Tim Cook plussoie la position de l’Europe sur la protection des données

Devant le Parlement européen, face aux régulateurs mondiaux des données (réunis à l’occasion de la Privacy Conference tenue ce mercredi à Bruxelles), Tim Cook s’est exprimé sur la question de la protection des données personnelles et a salué la posture de l’Union européenne en la matière, s’opposant, de fait, à la vision américaine de cette même problématique. Le Figaro était sur place.

« Pour Apple, la vie privée est un droit fondamental, dans notre ADN« , a notamment lancé le patron de la firme au 1000 milliards de dollars de capitalisation boursière. Un moyen pour l’intéressé de clamer la différence d’Apple et de réaffirmer les engagements de son entreprise en matière de respect de la vie privée. Un point sur lequel Tim Cook est revenu à plusieurs reprises, tout en attaquant férocement la collecte des données mise en oeuvre par les géants du web et des réseaux sociaux. Des concurrents directs et indirects que le patron de la firme de Cupertino n’a toutefois jamais explicitement nommés durant son discours.

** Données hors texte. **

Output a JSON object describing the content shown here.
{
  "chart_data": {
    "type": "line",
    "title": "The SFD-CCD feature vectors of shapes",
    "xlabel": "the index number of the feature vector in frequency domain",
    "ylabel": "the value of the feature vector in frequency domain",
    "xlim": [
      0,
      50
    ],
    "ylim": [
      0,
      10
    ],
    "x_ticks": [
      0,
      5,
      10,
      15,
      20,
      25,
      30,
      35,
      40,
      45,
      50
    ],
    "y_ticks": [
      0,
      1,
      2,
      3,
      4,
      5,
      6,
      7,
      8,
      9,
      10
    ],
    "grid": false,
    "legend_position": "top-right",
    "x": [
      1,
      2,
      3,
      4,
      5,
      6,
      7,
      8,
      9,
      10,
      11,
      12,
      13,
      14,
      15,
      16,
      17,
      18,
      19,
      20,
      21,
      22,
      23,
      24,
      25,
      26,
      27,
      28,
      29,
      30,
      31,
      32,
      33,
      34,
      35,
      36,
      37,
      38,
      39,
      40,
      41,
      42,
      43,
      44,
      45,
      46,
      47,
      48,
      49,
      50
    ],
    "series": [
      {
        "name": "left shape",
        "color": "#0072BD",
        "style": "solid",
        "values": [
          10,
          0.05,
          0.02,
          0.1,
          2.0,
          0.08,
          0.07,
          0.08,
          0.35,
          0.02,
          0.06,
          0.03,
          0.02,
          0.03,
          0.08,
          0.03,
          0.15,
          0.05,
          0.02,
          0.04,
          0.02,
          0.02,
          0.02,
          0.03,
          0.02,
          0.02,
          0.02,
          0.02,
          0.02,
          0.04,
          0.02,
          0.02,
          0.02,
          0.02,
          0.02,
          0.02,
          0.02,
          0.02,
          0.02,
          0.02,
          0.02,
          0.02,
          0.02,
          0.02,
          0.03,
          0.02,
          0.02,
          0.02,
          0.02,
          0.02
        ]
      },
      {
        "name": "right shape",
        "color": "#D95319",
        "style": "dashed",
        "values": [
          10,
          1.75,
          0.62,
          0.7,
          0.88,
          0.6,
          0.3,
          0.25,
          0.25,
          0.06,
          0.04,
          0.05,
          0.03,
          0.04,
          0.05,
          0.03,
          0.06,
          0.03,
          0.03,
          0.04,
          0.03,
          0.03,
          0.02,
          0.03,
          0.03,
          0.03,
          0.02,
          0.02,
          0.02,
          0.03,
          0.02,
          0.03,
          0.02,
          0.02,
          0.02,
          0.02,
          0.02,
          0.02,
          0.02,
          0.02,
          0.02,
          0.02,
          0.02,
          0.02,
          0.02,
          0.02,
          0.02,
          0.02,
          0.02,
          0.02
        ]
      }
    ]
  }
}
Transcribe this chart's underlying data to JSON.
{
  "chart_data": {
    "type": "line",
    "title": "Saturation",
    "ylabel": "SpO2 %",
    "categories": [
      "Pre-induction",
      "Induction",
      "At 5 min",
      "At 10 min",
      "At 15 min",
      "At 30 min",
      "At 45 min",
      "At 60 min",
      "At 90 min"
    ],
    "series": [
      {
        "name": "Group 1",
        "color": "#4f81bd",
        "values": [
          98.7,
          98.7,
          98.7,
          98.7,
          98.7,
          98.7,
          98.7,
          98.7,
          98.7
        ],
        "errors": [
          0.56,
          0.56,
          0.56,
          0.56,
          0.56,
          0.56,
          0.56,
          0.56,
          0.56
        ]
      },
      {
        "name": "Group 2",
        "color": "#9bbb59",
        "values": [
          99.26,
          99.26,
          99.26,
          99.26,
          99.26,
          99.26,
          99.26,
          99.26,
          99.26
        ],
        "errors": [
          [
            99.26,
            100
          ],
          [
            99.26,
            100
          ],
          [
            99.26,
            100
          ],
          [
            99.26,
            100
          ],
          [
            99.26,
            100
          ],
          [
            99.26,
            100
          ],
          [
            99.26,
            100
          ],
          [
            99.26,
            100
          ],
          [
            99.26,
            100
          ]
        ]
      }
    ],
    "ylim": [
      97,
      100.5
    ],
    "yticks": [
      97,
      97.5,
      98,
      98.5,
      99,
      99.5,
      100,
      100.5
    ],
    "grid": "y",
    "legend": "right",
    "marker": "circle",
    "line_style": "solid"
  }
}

Dans son allocution devant le Parlement européen, Tim Cook, s’est exprimé sur la question de la protection des données. L’occasion pour lui de taper sur Facebook et Google, sans jamais s’autoriser à les citer.

Jugée « tout simplement immorale » par Tim Cook, l’exploitation des données personnelles compromettent selon lui la confiance que les utilisateurs accordent à la technologie. « Nous ne pourrons jamais réaliser le véritable potentiel de la technologie sans la pleine confiance des utilisateurs », a-t-il déclaré en orientant son discours sur le fait que les grandes firmes de la Tech, Apple compris, doivent prendre conscience de leur « responsabilité » et des « effets permanents » que leurs technologies ont sur les personnes qui les utilisent et – par extension – sur la société.

Une critique acerbe de Google et Facebook

« Chaque jour, les données de millions de personnes sont soigneusement collectées, assemblées, traitées afin de définir des profils en ligne« , a-t-il expliqué, fustigeant Google, Facebook et leurs algorithmes qui « transforment des préférences inoffensives en préjugés durcis ». « Ces montagnes de données collectées par des entreprises ne servent qu’à une chose: les enrichir. Et cela doit cesser« , a poursuivi Tim Cook. Ces déclarations font directement écho aux propos que l’intéressé tenait récemment au cours d’une interview avec Vice News.

Cet entretien avait déjà permis, début octobre, au patron d’Apple de vanter l’approche de sa firme sur le respect de la vie privée de ses utilisateurs, et de réprimander les entreprises qui se livrent à la collecte sauvage de données personnelles. « L’histoire à laquelle certaines firmes essayent de vous faire croire est la suivante : ‘nous avons besoin de collecter toutes vos données pour améliorer nos services’. Eh bien ne croyez pas à cela », avait-il pris soin d’expliquer avant d’ajouter « Ceux qui vous racontent ça, vous racontent un tas de bêtises ».

Reste que si Tim Cook s’érige en ardent défenseur de la vie privée et que l’homme d’affaires, originaire de Mobile en Alabama, condamne avec fermeté les pratiques de ses concurrents, la politique d’Apple en matière de protection des données n’est pas immaculée pour autant.

Comme le note Le Figaro, Apple se montre en effet beaucoup moins sévère à l’égard de Google (par exemple) lorsque la firme de Mountain View lui verse 9 milliards de dollars pour rester le moteur de recherche proposé par défaut sur les iPhone et iPad. Une transaction qui, implicitement, laisse à Google l’opportunité d’exploiter les données de recherche des utilisateurs de produits estampillés d’une pomme. Rappelons que les iPhone représentent pas moins de 20% du parc actuel de smartphones au niveau mondial.